This week's revision of government estimates over the number of foreign workers in Britain has brought into sharp focus the whole business of collecting statistics. Critics assume it is a simple matter, and the failure to get it right is either charitably, a matter of ministerial incompetence, or conspiritorially, a sign of deliberate obfuscation. Having seen at first hand the trouble with government statistics I know it is neither.
There are three main types of statistic collected by the government's fiercely independent statisticians (the idea that these people have any political axe to grind is laughable). The first - the one that caused all the problems this week - is that based on a sample. The Labour Force Survey, which estimates activities for the entire adult population based on 59,000 households, or in education, the Youth Cohort Study, which looked at the activities of 1.9 million 16-19 year-olds based on samples of around 9000 in each age group, are good examples. The second is a census - a collection of information on every pupil in every school or every member of the population. And the third is an estimate derived from that census based on certain assumptions, as in the revised population estimates used to determine local government funding allocations, the subject of today's LGA complaints.

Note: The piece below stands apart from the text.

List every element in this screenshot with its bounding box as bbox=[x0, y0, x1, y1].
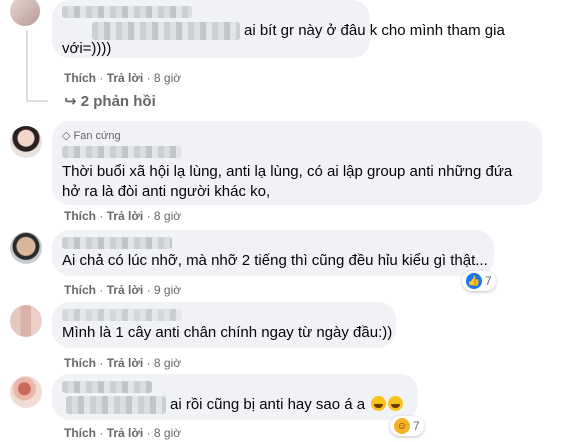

Of course, the second should be the most accurate: we know how many pupils are in each school, and about their exam achievement, gender, ethnicity and so on. Indeed it is the richness of data now available in education - and in health - that makes reform easier there (contrary to the ideological opponents of targets in education, the sort of floor targets set out by Gordon Brown yesterday have already been remarkably successful, if grossly under-reported). But the Labour Force Survey is better - as with opinion polls - when it is dealing with larger numbers related to the population as a whole - numbers in jobs or unemployed - than when it tries to deal with a subset that might reflect 2 or 3% of the workforce as with some migrant communities.
Indeed, the only way to get a better sense of those labour force figures without a great extra burden on business would be through a national ID register (though the Tory critics who shout loudest about these figures want nothing to do with that). As for the estimates, the LGA are right to suggest that the richer education and NHS data should be pooled with other information to get a better sense of who is living where. But even then it will never be 100% accurate. That is because of the nature of the statistics, not because of ineptitude or distortion.